2. Grind the above listed ingredients ‘To Grind’ to paste using 1/4 cup of water and set it aside.
3. Crush coarsely the cumin seeds, small red onion/shallots and curry leaves in a motor and pestle or just pulse them 1 time everything together coarsely in a food processor or in a blender and set it aside.
4. Take a manchatti’ an earthen pot or pan; add crushed ginger, green chillies, tamarind water and grounded spice paste, wipe out the leftover spice paste in the bowl by using 1-2 tbsp of water and add to the pan.
5. Now add the chopped seer fish, salt and mix everything well.
6. Switch on the flame and keep the pan or manchatti /earthen pot on medium-high heat; cover and cook for 10 minutes or until the fish is cooked.
7. Meanwhile add the coarsely crushed cumin-shallots-curry leaves paste into thick coconut milk and mix everything well.
8. Now open the lid and swirl the pan/earthen pot in such a way that everything is mixed well. (Note : Do not use a spoon to mix from this point, as it will break the fish pieces.)
9. Add the spiced coconut milk; swril the pan or meen chatti and cook at medium-low heat for 5 mins. (Note : Adjust the gravy according to your consistency.) Turn off the stove.

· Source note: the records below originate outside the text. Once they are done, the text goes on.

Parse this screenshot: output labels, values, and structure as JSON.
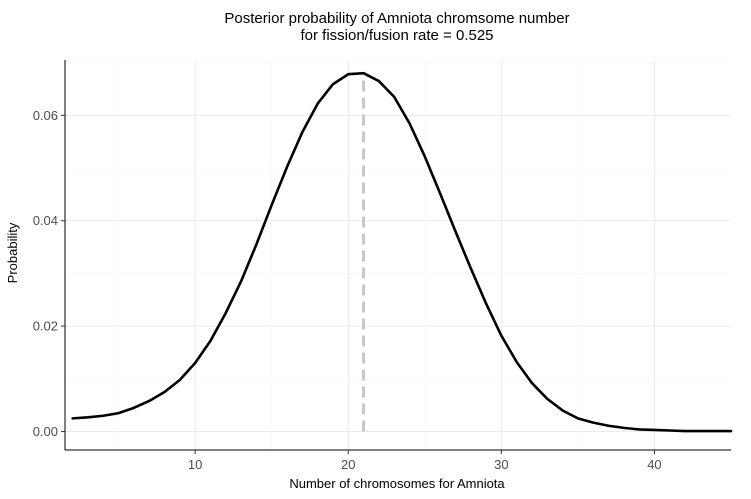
{
  "chart_data": {
    "type": "line",
    "title_line1": "Posterior probability of Amniota chromsome number",
    "title_line2": "for fission/fusion rate = 0.525",
    "xlabel": "Number of chromosomes for Amniota",
    "ylabel": "Probability",
    "xlim": [
      1.5,
      45
    ],
    "ylim": [
      -0.0035,
      0.0705
    ],
    "x_ticks": [
      10,
      20,
      30,
      40
    ],
    "x_tick_labels": [
      "10",
      "20",
      "30",
      "40"
    ],
    "y_ticks": [
      0.0,
      0.02,
      0.04,
      0.06
    ],
    "y_tick_labels": [
      "0.00",
      "0.02",
      "0.04",
      "0.06"
    ],
    "grid": true,
    "series": [
      {
        "x": [
          2,
          3,
          4,
          5,
          6,
          7,
          8,
          9,
          10,
          11,
          12,
          13,
          14,
          15,
          16,
          17,
          18,
          19,
          20,
          21,
          22,
          23,
          24,
          25,
          26,
          27,
          28,
          29,
          30,
          31,
          32,
          33,
          34,
          35,
          36,
          37,
          38,
          39,
          40,
          41,
          42,
          43,
          44,
          45
        ],
        "values": [
          0.0025,
          0.0027,
          0.003,
          0.0035,
          0.0045,
          0.0058,
          0.0075,
          0.0098,
          0.013,
          0.0172,
          0.0225,
          0.0285,
          0.0355,
          0.043,
          0.0502,
          0.0568,
          0.0622,
          0.0659,
          0.0678,
          0.068,
          0.0665,
          0.0635,
          0.0585,
          0.0522,
          0.0452,
          0.038,
          0.031,
          0.0243,
          0.0182,
          0.0132,
          0.0092,
          0.0062,
          0.004,
          0.0025,
          0.0017,
          0.0011,
          0.0007,
          0.0004,
          0.0003,
          0.0002,
          0.0001,
          0.0001,
          0.0001,
          0.0001
        ],
        "color": "#000000"
      }
    ],
    "reference_line": {
      "x": 21,
      "y_from": 0.0,
      "y_to": 0.068,
      "color": "#c8c8c8",
      "style": "dashed"
    },
    "grid_major_color": "#ebebeb",
    "grid_minor_color": "#f5f5f5"
  }
}
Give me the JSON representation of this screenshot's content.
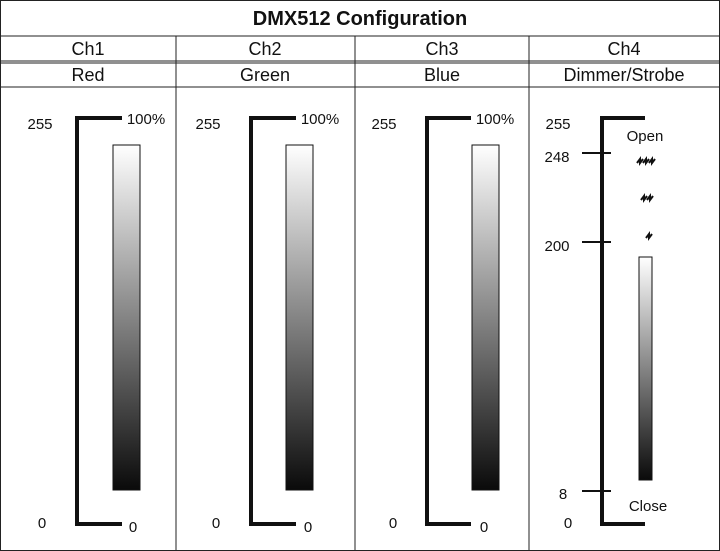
{
  "header": {
    "title": "DMX512 Configuration"
  },
  "channels": [
    {
      "channel": "Ch1",
      "function": "Red",
      "scale_top": "255",
      "scale_bottom": "0",
      "bracket_top": "100%",
      "bracket_bottom": "0"
    },
    {
      "channel": "Ch2",
      "function": "Green",
      "scale_top": "255",
      "scale_bottom": "0",
      "bracket_top": "100%",
      "bracket_bottom": "0"
    },
    {
      "channel": "Ch3",
      "function": "Blue",
      "scale_top": "255",
      "scale_bottom": "0",
      "bracket_top": "100%",
      "bracket_bottom": "0"
    },
    {
      "channel": "Ch4",
      "function": "Dimmer/Strobe",
      "scale": [
        "255",
        "248",
        "200",
        "8",
        "0"
      ],
      "top_label": "Open",
      "bottom_label": "Close"
    }
  ]
}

10. In a frying pan; heat coconut oil, add the chopped shallot/ small onions, curry leaves and saute till the small onions turns to golden brown. Remove from the fire and pour it over curry.
11. Keep the curry covered for at least 10-20 minutes before serving so that the gravy absorbs all flavors…Serve with piping hot plain boiled rice or with Appam, Puttu and Enjoy!